Multiplicó el pan, pero no para sí sino para las muchedumbres. No hizo llorar a nadie; lloró El por todos, y lloró sangre. Secó las lágrimas de muchos y de muchas almas perdidas.

Dijo a los cadáveres: “¡Levantaos!” y a esa voz omnipotente la muerte fue vencida, los muertos resucitaron a nueva vida. Tenía para todos una palabra de perdón y de paz; a todos infundió un soplo de caridad restauradora, un rayo vivificante de luz, superior, divina.

Inicuamente perseguido y traicionado, aun en la cruz invocó del Padre celestial, con gran voz, el perdón para los bárbaros que lo habían crucificado.
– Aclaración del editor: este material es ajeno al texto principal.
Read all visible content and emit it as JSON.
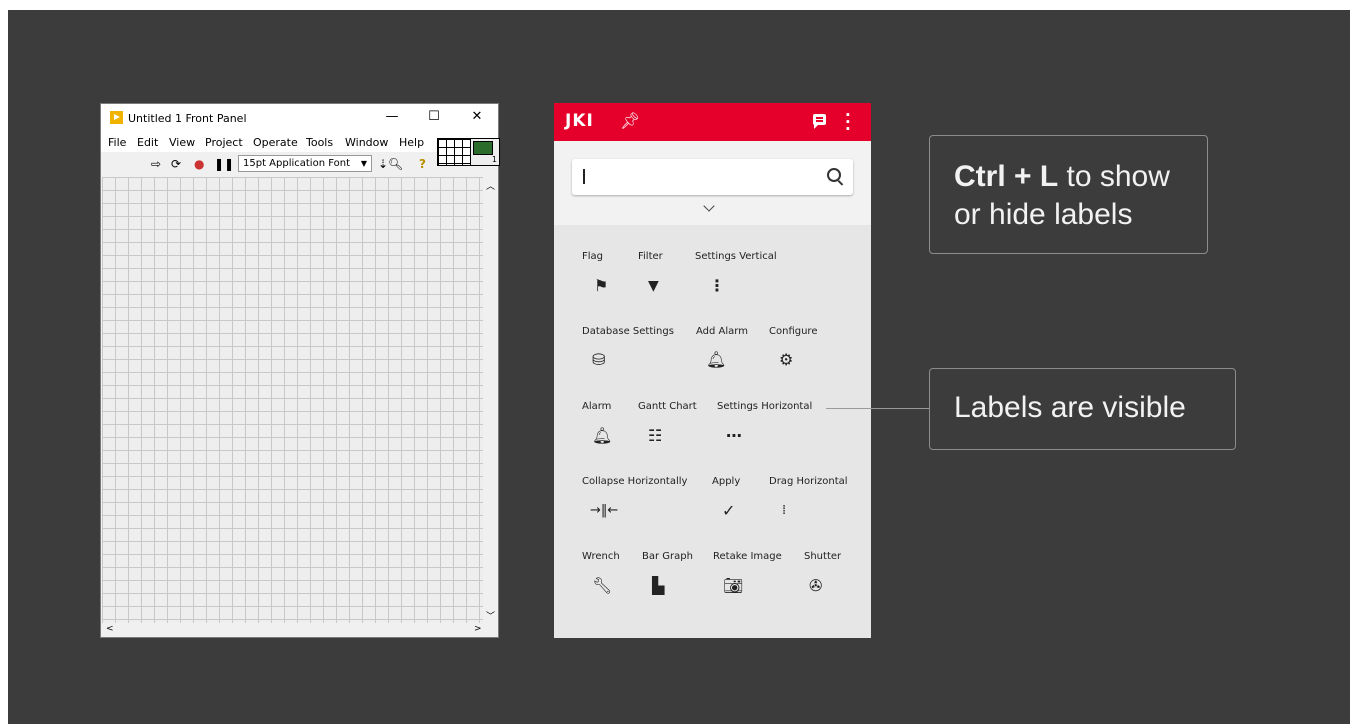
{
  "labview": {
    "title": "Untitled 1 Front Panel",
    "window_controls": [
      "—",
      "☐",
      "✕"
    ],
    "menu": [
      "File",
      "Edit",
      "View",
      "Project",
      "Operate",
      "Tools",
      "Window",
      "Help"
    ],
    "toolbar": {
      "font": "15pt Application Font",
      "icons": [
        "run-arrow-icon",
        "run-continuous-icon",
        "abort-icon",
        "pause-icon",
        "align-icon",
        "zoom-icon",
        "help-icon"
      ]
    },
    "vi_number": "1"
  },
  "jki": {
    "logo": "JKI",
    "search": {
      "value": "",
      "placeholder": ""
    },
    "items": [
      {
        "label": "Flag",
        "icon": "flag-icon"
      },
      {
        "label": "Filter",
        "icon": "filter-icon"
      },
      {
        "label": "Settings Vertical",
        "icon": "settings-vertical-icon"
      },
      {
        "label": "Database Settings",
        "icon": "database-settings-icon"
      },
      {
        "label": "Add Alarm",
        "icon": "add-alarm-icon"
      },
      {
        "label": "Configure",
        "icon": "configure-icon"
      },
      {
        "label": "Alarm",
        "icon": "alarm-icon"
      },
      {
        "label": "Gantt Chart",
        "icon": "gantt-chart-icon"
      },
      {
        "label": "Settings Horizontal",
        "icon": "settings-horizontal-icon"
      },
      {
        "label": "Collapse Horizontally",
        "icon": "collapse-horizontally-icon"
      },
      {
        "label": "Apply",
        "icon": "apply-icon"
      },
      {
        "label": "Drag Horizontal",
        "icon": "drag-horizontal-icon"
      },
      {
        "label": "Wrench",
        "icon": "wrench-icon"
      },
      {
        "label": "Bar Graph",
        "icon": "bar-graph-icon"
      },
      {
        "label": "Retake Image",
        "icon": "retake-image-icon"
      },
      {
        "label": "Shutter",
        "icon": "shutter-icon"
      }
    ]
  },
  "callouts": {
    "shortcut_bold": "Ctrl + L",
    "shortcut_rest": " to show or hide labels",
    "labels_visible": "Labels are visible"
  }
}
El, que había hecho volver a poner la espada de Pedro en la vaina, que no había derramado la sangre de nadie, quiso dar toda su sangre divina y su vida por los hombres, sin distinción de judío, de griego, de romano o de bárbaro: ¡verdadero rey de paz, Dios, Padre, Redentor de todos!

Quiso morir con los brazos abiertos, entre el cielo y la tierra, llamando a todos –ángeles y hombres– a su Corazón abierto, desgarrado, anhelando abrazar y salvar en ese Corazón divino a todos, todos, todos: ¡Dios, Padre, Redentor de todo y de todos!
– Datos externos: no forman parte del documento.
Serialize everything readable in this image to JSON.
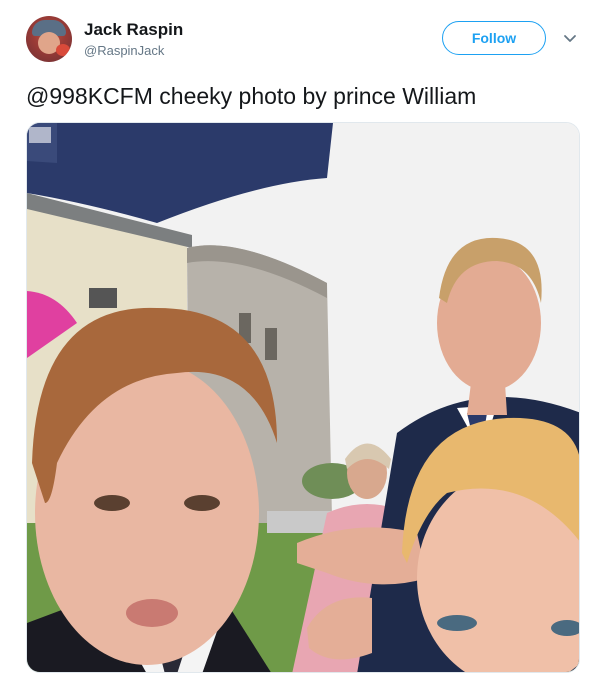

No, Jesús no quiso construir un monumento fúnebre, como Gengis Khan, como los antiguos reyes; sin embargo, por todas partes se ve levantarse al cielo, en las grandes ciudades y en los pequeños pueblos, una casa consagrada a su memoria; aun allí donde no hay moradas humanas, en las nieves eternas, se alza la capilla –tal vez una pobre choza muy parecida a la gruta de Belén–, y  sobre ella, solitaria, hay una Cruz que recuerda la obra de amor y de inmolación de Jesucristo Nuestro Señor. ¡Esa Cruz habla a los corazones del Evangelio, de

la paz, de la misericordia de Dios hacia los hombres...!

¡No me vencieron sus milagros ni su resurrección, sino su Caridad, esa Caridad que ha vencido al mundo!

* * *

CRONOLOGIA ORIONINA

  1919, 27 de diciembre, sábado: Inauguración del Instituto del Sagrado Corazón de San Severino Marche (Macerata), para la asistencia a los huérfanos y la formación profesional. [Cf. Escritos 71,53; PODP, enero-febrero de 1926, 7].

1931, 27 de diciembre, domingo: Apertura del Colegio Santa Caterina, en Tres Algarrobos, Buenos Aires (Argentina), confiado a las Hermanitas Misioneras de la Caridad. [Cf. PODP, febrero de 1932, 7-8; ADO, Registro de Viviendas del PSMC].